Sei fratelli, la recensione
Il cinema di interazioni, personaggi e dialoghi di Simone Godano ha una battuta d'arresto con Sei fratelli e regredisce verso i film italiani più banali
La recensione di Sei fratelli, il film di Simone Godano con RIccardo Scamarcio, Adriano Giannini e Linda Caridi al cinema dal 1° maggio
È la storia dei sei fratelli del titolo, cinque più una che non sapevano di avere, tutti di diversi matrimoni, riuniti dalla morte del padre, da un’eredità assurda da dividere (un allevamento di ostriche in perdita) e divisi da inimicizie, fastidi, preferenze e caratteri agli antipodi. È il classico film che vive delle interazioni corali, del clima che si crea tra i personaggi in cui il pubblico vuole (e deve) essere coinvolto come fosse parte del gruppo da sempre. I pochi giorni che i fratelli passano in una specie di terra di nessuno, lontano da tutto, dalle loro vite, dai loro problemi e in un certo senso dalle identità che hanno maturato per sé, li fa un po’ regredire e un po’ li svela, cementando rapporti e creando ricordi.

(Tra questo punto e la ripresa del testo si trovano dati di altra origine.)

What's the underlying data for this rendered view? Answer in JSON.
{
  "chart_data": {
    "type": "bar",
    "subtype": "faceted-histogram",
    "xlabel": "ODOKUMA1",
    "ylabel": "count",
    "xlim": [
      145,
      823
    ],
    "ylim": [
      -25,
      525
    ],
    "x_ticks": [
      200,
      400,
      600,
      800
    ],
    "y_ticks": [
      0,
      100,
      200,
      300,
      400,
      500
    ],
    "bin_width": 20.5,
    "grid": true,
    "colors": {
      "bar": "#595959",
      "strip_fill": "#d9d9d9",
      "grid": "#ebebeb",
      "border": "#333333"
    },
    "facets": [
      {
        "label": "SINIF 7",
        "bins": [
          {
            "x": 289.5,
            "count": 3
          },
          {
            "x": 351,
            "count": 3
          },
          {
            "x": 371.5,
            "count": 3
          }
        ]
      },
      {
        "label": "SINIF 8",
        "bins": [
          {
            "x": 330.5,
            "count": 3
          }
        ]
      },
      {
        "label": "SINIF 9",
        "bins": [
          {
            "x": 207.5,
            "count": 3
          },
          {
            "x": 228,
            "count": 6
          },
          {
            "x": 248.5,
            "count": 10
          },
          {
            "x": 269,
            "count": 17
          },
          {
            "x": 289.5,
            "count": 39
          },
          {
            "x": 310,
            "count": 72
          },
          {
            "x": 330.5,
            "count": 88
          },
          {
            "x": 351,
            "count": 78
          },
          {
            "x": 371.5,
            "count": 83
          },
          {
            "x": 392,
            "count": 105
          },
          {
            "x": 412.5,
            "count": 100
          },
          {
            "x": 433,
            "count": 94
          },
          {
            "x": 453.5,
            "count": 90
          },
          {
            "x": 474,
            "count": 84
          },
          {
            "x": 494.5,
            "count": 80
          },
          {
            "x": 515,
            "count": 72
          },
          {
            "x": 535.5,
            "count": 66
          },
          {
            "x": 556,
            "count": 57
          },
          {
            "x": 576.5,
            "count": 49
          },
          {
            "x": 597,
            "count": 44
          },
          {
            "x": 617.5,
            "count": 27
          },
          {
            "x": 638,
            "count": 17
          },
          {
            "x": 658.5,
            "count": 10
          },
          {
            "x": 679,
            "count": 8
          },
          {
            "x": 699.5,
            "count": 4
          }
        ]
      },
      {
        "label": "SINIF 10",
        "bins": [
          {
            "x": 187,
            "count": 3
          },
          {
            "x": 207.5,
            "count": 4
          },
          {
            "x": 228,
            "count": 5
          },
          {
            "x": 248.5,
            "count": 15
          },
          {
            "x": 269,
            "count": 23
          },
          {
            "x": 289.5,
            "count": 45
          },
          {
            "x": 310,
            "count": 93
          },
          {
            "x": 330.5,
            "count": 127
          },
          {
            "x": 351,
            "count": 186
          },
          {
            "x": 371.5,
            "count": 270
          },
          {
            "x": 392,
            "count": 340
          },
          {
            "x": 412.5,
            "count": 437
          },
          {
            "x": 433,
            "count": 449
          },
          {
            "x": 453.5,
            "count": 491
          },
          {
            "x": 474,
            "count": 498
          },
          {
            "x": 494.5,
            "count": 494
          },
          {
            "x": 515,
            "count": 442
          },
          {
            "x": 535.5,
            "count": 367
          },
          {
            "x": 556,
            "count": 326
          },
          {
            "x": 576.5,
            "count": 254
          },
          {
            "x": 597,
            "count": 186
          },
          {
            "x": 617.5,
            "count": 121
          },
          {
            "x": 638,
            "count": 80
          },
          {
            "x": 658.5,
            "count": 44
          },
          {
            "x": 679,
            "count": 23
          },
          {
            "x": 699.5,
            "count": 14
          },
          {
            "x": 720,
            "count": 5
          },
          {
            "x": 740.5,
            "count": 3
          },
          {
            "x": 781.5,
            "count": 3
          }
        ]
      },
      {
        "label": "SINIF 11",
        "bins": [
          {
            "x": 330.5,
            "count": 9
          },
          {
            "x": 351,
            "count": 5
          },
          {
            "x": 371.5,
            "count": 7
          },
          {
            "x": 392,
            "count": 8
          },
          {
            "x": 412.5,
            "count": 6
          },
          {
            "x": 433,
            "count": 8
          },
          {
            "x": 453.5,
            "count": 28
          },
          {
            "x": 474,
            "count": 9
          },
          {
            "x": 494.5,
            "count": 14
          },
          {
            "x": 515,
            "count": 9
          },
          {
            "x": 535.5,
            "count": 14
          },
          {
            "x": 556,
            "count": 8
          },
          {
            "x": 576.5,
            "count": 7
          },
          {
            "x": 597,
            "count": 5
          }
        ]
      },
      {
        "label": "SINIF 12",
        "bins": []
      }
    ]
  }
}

Cominciano le musichette dolci che entrano moleste nelle scene a sottolinearne il carattere sentimentale o che irrompono in un dialogo proprio nel momento in cui dobbiamo capire che sta arrivando una confessione intima. Cominciano le scene in cui i personaggi dicono a parole quello che sentono, il tipico momento che vuole essere molto vero ma ottiene l’opposto, cioè appare artificioso. Cominciano i passaggi obbligati come la partita a laser game che sostituisce la più abusata partitella a calcio per cementare l’unione dei personaggi, far cadere le loro difese e svelarne l’unione. Tutto fino a uno spargimento delle ceneri con piccola pazzia annessa che è l’opposto dello spontaneo. Comincia insomma a somigliare alla finzione più banale invece che alla vita vera, senza nemmeno quella dedizione e quella maestria verso le convenzioni drammaturgiche che poteva renderlo un “classico”, un film che le regole le rispetta tutte, non stupisce nessuno ma è fatto a regola d’arte.